Je verrais un peu un équilibre des pouvoirs entre les deux, qui est nécessaire 
à toute société — justement pour éviter les dérives dans un sens ou dans 
l’autre. Le pragmatiste qui se compromet trop devient un cynique. L’idéaliste 
qui en fait trop devient un fanatique.


Le BDFL de Linux doit juste mener sa barque en trouvant la route raisonnable 
entre les deux. Lui même n’est pas un autocrate sur tout; il a sa sphère 
dictatoriale bien délimitée; et pour le reste il y a un équilibre des pouvoirs 
dans la communauté.

Et je dirais même, une **collégialité** (« où le pouvoir de décision n'est pas 
exercé par un chef unique, mais par un conseil généralement restreint dont les 
membres possèdent des pouvoirs égaux » TLFi); laquelle est notamment « câblée » 
dans la philosophie distribuée de l’outil git.

Cordialement,
Laurent



> Le 13 mai 2021 à 07:35, Frédéric Dumas <[email protected]> a écrit :
> 
> (…)
> 
> Quand on lit le texte de Wojtek, relayé par Richard Stallman, on lui donne 
> raison sur les arguments, mais on reste inconfortable sur le comportement.
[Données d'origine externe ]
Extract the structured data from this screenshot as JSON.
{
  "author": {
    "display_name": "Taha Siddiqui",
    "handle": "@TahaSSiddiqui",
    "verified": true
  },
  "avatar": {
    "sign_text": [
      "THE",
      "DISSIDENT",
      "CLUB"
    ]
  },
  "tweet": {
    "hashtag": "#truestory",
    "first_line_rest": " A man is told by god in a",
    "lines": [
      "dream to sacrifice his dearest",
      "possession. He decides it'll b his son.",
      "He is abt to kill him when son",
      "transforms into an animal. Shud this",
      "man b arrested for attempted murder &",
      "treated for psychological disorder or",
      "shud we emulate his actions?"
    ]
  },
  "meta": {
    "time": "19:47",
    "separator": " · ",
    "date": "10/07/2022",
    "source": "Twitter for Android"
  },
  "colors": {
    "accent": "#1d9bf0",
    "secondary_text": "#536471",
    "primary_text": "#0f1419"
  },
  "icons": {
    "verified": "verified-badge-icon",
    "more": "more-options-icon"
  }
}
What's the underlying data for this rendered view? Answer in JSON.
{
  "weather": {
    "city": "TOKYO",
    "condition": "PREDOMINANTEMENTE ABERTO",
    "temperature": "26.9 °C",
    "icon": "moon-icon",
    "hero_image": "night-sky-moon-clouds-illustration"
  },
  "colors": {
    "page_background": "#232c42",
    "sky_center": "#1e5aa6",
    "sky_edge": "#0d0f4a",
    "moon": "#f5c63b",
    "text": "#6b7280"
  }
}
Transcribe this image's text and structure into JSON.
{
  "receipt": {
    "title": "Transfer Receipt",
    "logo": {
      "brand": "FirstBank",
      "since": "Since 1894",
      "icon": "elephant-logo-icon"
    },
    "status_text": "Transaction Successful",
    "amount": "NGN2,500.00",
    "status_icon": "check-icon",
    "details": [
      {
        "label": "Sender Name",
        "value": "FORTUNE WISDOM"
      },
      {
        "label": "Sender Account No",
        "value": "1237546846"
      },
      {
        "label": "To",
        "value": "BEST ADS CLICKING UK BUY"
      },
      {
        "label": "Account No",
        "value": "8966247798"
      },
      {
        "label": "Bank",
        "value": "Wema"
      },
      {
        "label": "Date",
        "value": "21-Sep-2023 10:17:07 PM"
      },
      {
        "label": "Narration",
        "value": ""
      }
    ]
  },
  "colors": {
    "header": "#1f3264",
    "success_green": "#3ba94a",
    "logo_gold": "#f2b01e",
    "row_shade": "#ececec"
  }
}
Il 
> a le « zèle du converti », c’est à dire qu’il fait du prosélytisme, il veut 
> convaincre les autres, il veut embringuer les autres dans son combat en les 
> acculant à des situations où ils doivent prendre parti. Son moyen, c’est de 
> souligner chaque problème, de bloquer partout où il a un argument pour 
> bloquer, de façon à dire au monde: « regardez comme vous faites mal ». Le 
> prosélytisme n’est pas illégitime, mais il peut être déplaisant à subir.
> 
> Je crois que c’est ce que Linus voulait souligner dans la phrase que je 
> citais de l'interview: dans le business on a souvent intérêt à trouver des 
> cotes mal taillées, des chemins de moindre résistance, sinon on ne gagne par 
> d'argent, tout simplement. Être (le prosélyte du libre) aux yeux des autres 
> (les utilisateurs de logiciels propriétaires) le témoin intransigeant de leur 
> propres turpitudes, on provoque en réaction une certaine hostilité. Peut-être 
> cela permet-il d’en convertir quelques-uns,  mais en pratique, on attrape 
> rarement les mouches avec du vinaigre.